Game-theoretic Decentralized Coordination for Airspace Sector Overload Mitigation

TL;DR

This paper introduces a game-theoretic decentralized mechanism for airspace sector overload mitigation, enabling independent sectors to coordinate effectively without central control, ensuring convergence to stable solutions and reducing congestion.

Contribution

It models sector interactions as a potential game with best response dynamics, providing convergence guarantees and demonstrating effectiveness with real flight data.

Findings

Reduces airspace overload significantly in simulations

Ensures convergence to stable equilibrium states

Maintains solution quality comparable to centralized methods

Abstract

Decentralized air traffic management systems offer a scalable alternative to centralized control, but often assume high levels of cooperation.
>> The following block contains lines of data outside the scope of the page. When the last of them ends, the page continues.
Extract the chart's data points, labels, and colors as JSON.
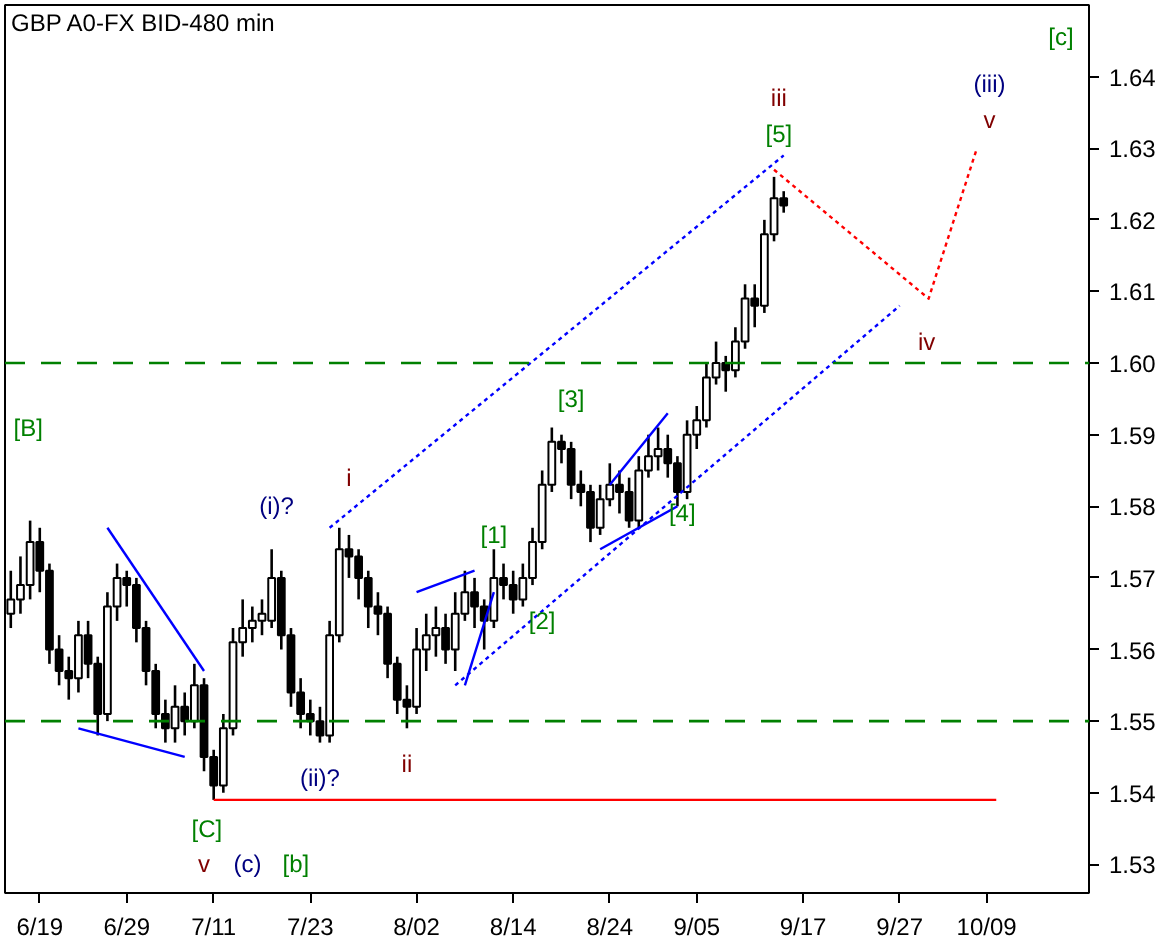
{
  "chart_data": {
    "type": "candlestick",
    "title": "GBP A0-FX BID-480 min",
    "categories": [
      null,
      null,
      null,
      "6/19",
      null,
      null,
      null,
      null,
      null,
      null,
      null,
      null,
      "6/29",
      null,
      null,
      null,
      null,
      null,
      null,
      null,
      null,
      "7/11",
      null,
      null,
      null,
      null,
      null,
      null,
      null,
      null,
      null,
      "7/23",
      null,
      null,
      null,
      null,
      null,
      null,
      null,
      null,
      null,
      null,
      "8/02",
      null,
      null,
      null,
      null,
      null,
      null,
      null,
      null,
      null,
      "8/14",
      null,
      null,
      null,
      null,
      null,
      null,
      null,
      null,
      null,
      "8/24",
      null,
      null,
      null,
      null,
      null,
      null,
      null,
      null,
      "9/05",
      null,
      null,
      null,
      null,
      null,
      null,
      null,
      null,
      null,
      null,
      "9/17",
      null,
      null,
      null,
      null,
      null,
      null,
      null,
      null,
      null,
      "9/27",
      null,
      null,
      null,
      null,
      null,
      null,
      null,
      null,
      "10/09",
      null,
      null,
      null,
      null,
      null,
      null,
      null,
      null,
      null,
      null
    ],
    "ohlc": [
      [
        1.565,
        1.571,
        1.563,
        1.567
      ],
      [
        1.567,
        1.573,
        1.565,
        1.569
      ],
      [
        1.569,
        1.578,
        1.567,
        1.575
      ],
      [
        1.575,
        1.577,
        1.568,
        1.571
      ],
      [
        1.571,
        1.572,
        1.558,
        1.56
      ],
      [
        1.56,
        1.562,
        1.555,
        1.557
      ],
      [
        1.557,
        1.559,
        1.553,
        1.556
      ],
      [
        1.556,
        1.564,
        1.554,
        1.562
      ],
      [
        1.562,
        1.564,
        1.556,
        1.558
      ],
      [
        1.558,
        1.559,
        1.548,
        1.551
      ],
      [
        1.551,
        1.568,
        1.55,
        1.566
      ],
      [
        1.566,
        1.572,
        1.564,
        1.57
      ],
      [
        1.57,
        1.571,
        1.566,
        1.569
      ],
      [
        1.569,
        1.57,
        1.561,
        1.563
      ],
      [
        1.563,
        1.564,
        1.555,
        1.557
      ],
      [
        1.557,
        1.558,
        1.549,
        1.551
      ],
      [
        1.551,
        1.553,
        1.547,
        1.549
      ],
      [
        1.549,
        1.555,
        1.547,
        1.552
      ],
      [
        1.552,
        1.554,
        1.548,
        1.55
      ],
      [
        1.55,
        1.558,
        1.549,
        1.555
      ],
      [
        1.555,
        1.556,
        1.543,
        1.545
      ],
      [
        1.545,
        1.546,
        1.539,
        1.541
      ],
      [
        1.541,
        1.551,
        1.54,
        1.549
      ],
      [
        1.549,
        1.563,
        1.548,
        1.561
      ],
      [
        1.561,
        1.567,
        1.559,
        1.563
      ],
      [
        1.563,
        1.566,
        1.561,
        1.564
      ],
      [
        1.564,
        1.567,
        1.562,
        1.565
      ],
      [
        1.564,
        1.574,
        1.563,
        1.57
      ],
      [
        1.57,
        1.571,
        1.56,
        1.562
      ],
      [
        1.562,
        1.563,
        1.552,
        1.554
      ],
      [
        1.554,
        1.556,
        1.549,
        1.551
      ],
      [
        1.551,
        1.553,
        1.548,
        1.55
      ],
      [
        1.55,
        1.552,
        1.547,
        1.548
      ],
      [
        1.548,
        1.564,
        1.547,
        1.562
      ],
      [
        1.562,
        1.577,
        1.561,
        1.574
      ],
      [
        1.574,
        1.576,
        1.57,
        1.573
      ],
      [
        1.573,
        1.574,
        1.567,
        1.57
      ],
      [
        1.57,
        1.571,
        1.563,
        1.566
      ],
      [
        1.566,
        1.568,
        1.562,
        1.565
      ],
      [
        1.565,
        1.566,
        1.556,
        1.558
      ],
      [
        1.558,
        1.559,
        1.551,
        1.553
      ],
      [
        1.553,
        1.555,
        1.549,
        1.552
      ],
      [
        1.552,
        1.563,
        1.551,
        1.56
      ],
      [
        1.56,
        1.565,
        1.557,
        1.562
      ],
      [
        1.562,
        1.566,
        1.559,
        1.563
      ],
      [
        1.563,
        1.565,
        1.558,
        1.56
      ],
      [
        1.56,
        1.568,
        1.557,
        1.565
      ],
      [
        1.565,
        1.571,
        1.564,
        1.568
      ],
      [
        1.568,
        1.57,
        1.563,
        1.566
      ],
      [
        1.566,
        1.567,
        1.56,
        1.564
      ],
      [
        1.564,
        1.574,
        1.563,
        1.57
      ],
      [
        1.57,
        1.572,
        1.567,
        1.569
      ],
      [
        1.569,
        1.571,
        1.565,
        1.567
      ],
      [
        1.567,
        1.572,
        1.566,
        1.57
      ],
      [
        1.57,
        1.577,
        1.569,
        1.575
      ],
      [
        1.575,
        1.585,
        1.574,
        1.583
      ],
      [
        1.583,
        1.591,
        1.582,
        1.589
      ],
      [
        1.589,
        1.59,
        1.586,
        1.588
      ],
      [
        1.588,
        1.589,
        1.581,
        1.583
      ],
      [
        1.583,
        1.585,
        1.58,
        1.582
      ],
      [
        1.582,
        1.583,
        1.575,
        1.577
      ],
      [
        1.577,
        1.583,
        1.576,
        1.581
      ],
      [
        1.581,
        1.586,
        1.58,
        1.583
      ],
      [
        1.583,
        1.585,
        1.579,
        1.582
      ],
      [
        1.582,
        1.584,
        1.577,
        1.578
      ],
      [
        1.578,
        1.587,
        1.577,
        1.585
      ],
      [
        1.585,
        1.59,
        1.584,
        1.587
      ],
      [
        1.587,
        1.591,
        1.585,
        1.588
      ],
      [
        1.588,
        1.59,
        1.584,
        1.586
      ],
      [
        1.586,
        1.587,
        1.58,
        1.582
      ],
      [
        1.582,
        1.592,
        1.581,
        1.59
      ],
      [
        1.59,
        1.594,
        1.588,
        1.592
      ],
      [
        1.592,
        1.6,
        1.591,
        1.598
      ],
      [
        1.598,
        1.603,
        1.597,
        1.6
      ],
      [
        1.6,
        1.601,
        1.596,
        1.599
      ],
      [
        1.599,
        1.605,
        1.598,
        1.603
      ],
      [
        1.603,
        1.611,
        1.602,
        1.609
      ],
      [
        1.609,
        1.611,
        1.605,
        1.608
      ],
      [
        1.608,
        1.62,
        1.607,
        1.618
      ],
      [
        1.618,
        1.626,
        1.617,
        1.623
      ],
      [
        1.623,
        1.624,
        1.621,
        1.622
      ],
      null,
      null,
      null,
      null,
      null,
      null,
      null,
      null,
      null,
      null,
      null,
      null,
      null,
      null,
      null,
      null,
      null,
      null,
      null,
      null,
      null,
      null,
      null,
      null,
      null,
      null,
      null,
      null,
      null,
      null,
      null
    ],
    "color": "#000000",
    "series": [
      {
        "type": "line",
        "color": "#ff0000",
        "line_style": "solid",
        "values": [
          null,
          null,
          null,
          null,
          null,
          null,
          null,
          null,
          null,
          null,
          null,
          null,
          null,
          null,
          null,
          null,
          null,
          null,
          null,
          null,
          null,
          1.539,
          null,
          null,
          null,
          null,
          null,
          null,
          null,
          null,
          null,
          null,
          null,
          null,
          null,
          null,
          null,
          null,
          null,
          null,
          null,
          null,
          null,
          null,
          null,
          null,
          null,
          null,
          null,
          null,
          null,
          null,
          null,
          null,
          null,
          null,
          null,
          null,
          null,
          null,
          null,
          null,
          null,
          null,
          null,
          null,
          null,
          null,
          null,
          null,
          null,
          null,
          null,
          null,
          null,
          null,
          null,
          null,
          null,
          null,
          null,
          null,
          null,
          null,
          null,
          null,
          null,
          null,
          null,
          null,
          null,
          null,
          null,
          null,
          null,
          null,
          null,
          null,
          null,
          null,
          null,
          null,
          1.539,
          null,
          null,
          null,
          null,
          null,
          null,
          null,
          null,
          null
        ]
      },
      {
        "type": "line",
        "color": "#0000ff",
        "line_style": "dotted",
        "values": [
          null,
          null,
          null,
          null,
          null,
          null,
          null,
          null,
          null,
          null,
          null,
          null,
          null,
          null,
          null,
          null,
          null,
          null,
          null,
          null,
          null,
          null,
          null,
          null,
          null,
          null,
          null,
          null,
          null,
          null,
          null,
          null,
          null,
          1.577,
          null,
          null,
          null,
          null,
          null,
          null,
          null,
          null,
          null,
          null,
          null,
          null,
          null,
          null,
          null,
          null,
          null,
          null,
          null,
          null,
          null,
          null,
          null,
          null,
          null,
          null,
          null,
          null,
          null,
          null,
          null,
          null,
          null,
          null,
          null,
          null,
          null,
          null,
          null,
          null,
          null,
          null,
          null,
          null,
          null,
          null,
          1.629,
          null,
          null,
          null,
          null,
          null,
          null,
          null,
          null,
          null,
          null,
          null,
          null,
          null,
          null,
          null,
          null,
          null,
          null,
          null,
          null,
          null,
          null,
          null,
          null,
          null,
          null,
          null,
          null,
          null,
          null,
          null
        ]
      },
      {
        "type": "line",
        "color": "#0000ff",
        "line_style": "dotted",
        "values": [
          null,
          null,
          null,
          null,
          null,
          null,
          null,
          null,
          null,
          null,
          null,
          null,
          null,
          null,
          null,
          null,
          null,
          null,
          null,
          null,
          null,
          null,
          null,
          null,
          null,
          null,
          null,
          null,
          null,
          null,
          null,
          null,
          null,
          null,
          null,
          null,
          null,
          null,
          null,
          null,
          null,
          null,
          null,
          null,
          null,
          null,
          1.555,
          null,
          null,
          null,
          null,
          null,
          null,
          null,
          null,
          null,
          null,
          null,
          null,
          null,
          null,
          null,
          null,
          null,
          null,
          null,
          null,
          null,
          null,
          null,
          null,
          null,
          null,
          null,
          null,
          null,
          null,
          null,
          null,
          null,
          null,
          null,
          null,
          null,
          null,
          null,
          null,
          null,
          null,
          null,
          null,
          null,
          1.608,
          null,
          null,
          null,
          null,
          null,
          null,
          null,
          null,
          null,
          null,
          null,
          null,
          null,
          null,
          null,
          null,
          null,
          null,
          null
        ]
      },
      {
        "type": "line",
        "color": "#ff0000",
        "line_style": "dotted",
        "values": [
          null,
          null,
          null,
          null,
          null,
          null,
          null,
          null,
          null,
          null,
          null,
          null,
          null,
          null,
          null,
          null,
          null,
          null,
          null,
          null,
          null,
          null,
          null,
          null,
          null,
          null,
          null,
          null,
          null,
          null,
          null,
          null,
          null,
          null,
          null,
          null,
          null,
          null,
          null,
          null,
          null,
          null,
          null,
          null,
          null,
          null,
          null,
          null,
          null,
          null,
          null,
          null,
          null,
          null,
          null,
          null,
          null,
          null,
          null,
          null,
          null,
          null,
          null,
          null,
          null,
          null,
          null,
          null,
          null,
          null,
          null,
          null,
          null,
          null,
          null,
          null,
          null,
          null,
          null,
          1.627,
          null,
          null,
          null,
          null,
          null,
          null,
          null,
          null,
          null,
          null,
          null,
          null,
          null,
          null,
          null,
          1.609,
          null,
          null,
          null,
          null,
          1.63,
          null,
          null,
          null,
          null,
          null,
          null,
          null,
          null,
          null,
          null,
          null
        ]
      },
      {
        "type": "line",
        "color": "#0000ff",
        "line_style": "solid",
        "values": [
          null,
          null,
          null,
          null,
          null,
          null,
          null,
          null,
          null,
          null,
          1.577,
          null,
          null,
          null,
          null,
          null,
          null,
          null,
          null,
          null,
          1.557,
          null,
          null,
          null,
          null,
          null,
          null,
          null,
          null,
          null,
          null,
          null,
          null,
          null,
          null,
          null,
          null,
          null,
          null,
          null,
          null,
          null,
          null,
          null,
          null,
          null,
          null,
          null,
          null,
          null,
          null,
          null,
          null,
          null,
          null,
          null,
          null,
          null,
          null,
          null,
          null,
          null,
          null,
          null,
          null,
          null,
          null,
          null,
          null,
          null,
          null,
          null,
          null,
          null,
          null,
          null,
          null,
          null,
          null,
          null,
          null,
          null,
          null,
          null,
          null,
          null,
          null,
          null,
          null,
          null,
          null,
          null,
          null,
          null,
          null,
          null,
          null,
          null,
          null,
          null,
          null,
          null,
          null,
          null,
          null,
          null,
          null,
          null,
          null,
          null,
          null,
          null
        ]
      },
      {
        "type": "line",
        "color": "#0000ff",
        "line_style": "solid",
        "values": [
          null,
          null,
          null,
          null,
          null,
          null,
          null,
          1.549,
          null,
          null,
          null,
          null,
          null,
          null,
          null,
          null,
          null,
          null,
          1.545,
          null,
          null,
          null,
          null,
          null,
          null,
          null,
          null,
          null,
          null,
          null,
          null,
          null,
          null,
          null,
          null,
          null,
          null,
          null,
          null,
          null,
          null,
          null,
          null,
          null,
          null,
          null,
          null,
          null,
          null,
          null,
          null,
          null,
          null,
          null,
          null,
          null,
          null,
          null,
          null,
          null,
          null,
          null,
          null,
          null,
          null,
          null,
          null,
          null,
          null,
          null,
          null,
          null,
          null,
          null,
          null,
          null,
          null,
          null,
          null,
          null,
          null,
          null,
          null,
          null,
          null,
          null,
          null,
          null,
          null,
          null,
          null,
          null,
          null,
          null,
          null,
          null,
          null,
          null,
          null,
          null,
          null,
          null,
          null,
          null,
          null,
          null,
          null,
          null,
          null,
          null,
          null,
          null
        ]
      },
      {
        "type": "line",
        "color": "#0000ff",
        "line_style": "solid",
        "values": [
          null,
          null,
          null,
          null,
          null,
          null,
          null,
          null,
          null,
          null,
          null,
          null,
          null,
          null,
          null,
          null,
          null,
          null,
          null,
          null,
          null,
          null,
          null,
          null,
          null,
          null,
          null,
          null,
          null,
          null,
          null,
          null,
          null,
          null,
          null,
          null,
          null,
          null,
          null,
          null,
          null,
          null,
          1.568,
          null,
          null,
          null,
          null,
          null,
          1.571,
          null,
          null,
          null,
          null,
          null,
          null,
          null,
          null,
          null,
          null,
          null,
          null,
          null,
          null,
          null,
          null,
          null,
          null,
          null,
          null,
          null,
          null,
          null,
          null,
          null,
          null,
          null,
          null,
          null,
          null,
          null,
          null,
          null,
          null,
          null,
          null,
          null,
          null,
          null,
          null,
          null,
          null,
          null,
          null,
          null,
          null,
          null,
          null,
          null,
          null,
          null,
          null,
          null,
          null,
          null,
          null,
          null,
          null,
          null,
          null,
          null,
          null,
          null
        ]
      },
      {
        "type": "line",
        "color": "#0000ff",
        "line_style": "solid",
        "values": [
          null,
          null,
          null,
          null,
          null,
          null,
          null,
          null,
          null,
          null,
          null,
          null,
          null,
          null,
          null,
          null,
          null,
          null,
          null,
          null,
          null,
          null,
          null,
          null,
          null,
          null,
          null,
          null,
          null,
          null,
          null,
          null,
          null,
          null,
          null,
          null,
          null,
          null,
          null,
          null,
          null,
          null,
          null,
          null,
          null,
          null,
          null,
          1.555,
          null,
          null,
          1.568,
          null,
          null,
          null,
          null,
          null,
          null,
          null,
          null,
          null,
          null,
          null,
          null,
          null,
          null,
          null,
          null,
          null,
          null,
          null,
          null,
          null,
          null,
          null,
          null,
          null,
          null,
          null,
          null,
          null,
          null,
          null,
          null,
          null,
          null,
          null,
          null,
          null,
          null,
          null,
          null,
          null,
          null,
          null,
          null,
          null,
          null,
          null,
          null,
          null,
          null,
          null,
          null,
          null,
          null,
          null,
          null,
          null,
          null,
          null,
          null,
          null
        ]
      },
      {
        "type": "line",
        "color": "#0000ff",
        "line_style": "solid",
        "values": [
          null,
          null,
          null,
          null,
          null,
          null,
          null,
          null,
          null,
          null,
          null,
          null,
          null,
          null,
          null,
          null,
          null,
          null,
          null,
          null,
          null,
          null,
          null,
          null,
          null,
          null,
          null,
          null,
          null,
          null,
          null,
          null,
          null,
          null,
          null,
          null,
          null,
          null,
          null,
          null,
          null,
          null,
          null,
          null,
          null,
          null,
          null,
          null,
          null,
          null,
          null,
          null,
          null,
          null,
          null,
          null,
          null,
          null,
          null,
          null,
          null,
          null,
          1.583,
          null,
          null,
          null,
          null,
          null,
          1.593,
          null,
          null,
          null,
          null,
          null,
          null,
          null,
          null,
          null,
          null,
          null,
          null,
          null,
          null,
          null,
          null,
          null,
          null,
          null,
          null,
          null,
          null,
          null,
          null,
          null,
          null,
          null,
          null,
          null,
          null,
          null,
          null,
          null,
          null,
          null,
          null,
          null,
          null,
          null,
          null,
          null,
          null,
          null
        ]
      },
      {
        "type": "line",
        "color": "#0000ff",
        "line_style": "solid",
        "values": [
          null,
          null,
          null,
          null,
          null,
          null,
          null,
          null,
          null,
          null,
          null,
          null,
          null,
          null,
          null,
          null,
          null,
          null,
          null,
          null,
          null,
          null,
          null,
          null,
          null,
          null,
          null,
          null,
          null,
          null,
          null,
          null,
          null,
          null,
          null,
          null,
          null,
          null,
          null,
          null,
          null,
          null,
          null,
          null,
          null,
          null,
          null,
          null,
          null,
          null,
          null,
          null,
          null,
          null,
          null,
          null,
          null,
          null,
          null,
          null,
          null,
          1.574,
          null,
          null,
          null,
          null,
          null,
          null,
          null,
          1.58,
          null,
          null,
          null,
          null,
          null,
          null,
          null,
          null,
          null,
          null,
          null,
          null,
          null,
          null,
          null,
          null,
          null,
          null,
          null,
          null,
          null,
          null,
          null,
          null,
          null,
          null,
          null,
          null,
          null,
          null,
          null,
          null,
          null,
          null,
          null,
          null,
          null,
          null,
          null,
          null,
          null,
          null
        ]
      }
    ],
    "ref_lines": [
      {
        "axis": "y",
        "value": 1.6,
        "label": null,
        "color": "#008000",
        "line_style": "dashed"
      },
      {
        "axis": "y",
        "value": 1.55,
        "label": null,
        "color": "#008000",
        "line_style": "dashed"
      }
    ],
    "annotations": [
      "[B]",
      "(i)?",
      "i",
      "(ii)?",
      "ii",
      "[C]",
      "v",
      "(c)",
      "[b]",
      "[1]",
      "[2]",
      "[3]",
      "[4]",
      "iii",
      "[5]",
      "iv",
      "(iii)",
      "v",
      "[c]"
    ],
    "ylim": [
      1.526,
      1.65
    ],
    "yticks": [
      1.53,
      1.54,
      1.55,
      1.56,
      1.57,
      1.58,
      1.59,
      {
        "value": 1.6,
        "label": "1.60"
      },
      1.61,
      1.62,
      1.63,
      1.64
    ]
  }
}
In practice, such assumptions frequently break down since airspace sectors operate independently and prioritize local objectives. We address the problem of sector overload in decentralized air traffic management by proposing a mechanism that models self-interested behaviors based on best response dynamics. Each sector adjusts the departure times of flights under its control to reduce its own congestion, without any shared decision making. A tunable cooperativeness factor models the degree to which each sector is willing to reduce overload in other sectors. We prove that the proposed mechanism satisfies a potential game structure, ensuring that best response dynamics converge to a pure Nash equilibrium, under a mild restriction. In addition, we identify a sufficient condition under which an overload-free solution corresponds to a global minimizer of the potential function. Numerical experiments using 24 hours of European flight data demonstrate that the proposed algorithm substantially reduces overload even with only minimal cooperation between sectors, while maintaining scalability and matching the solution quality of centralized solvers.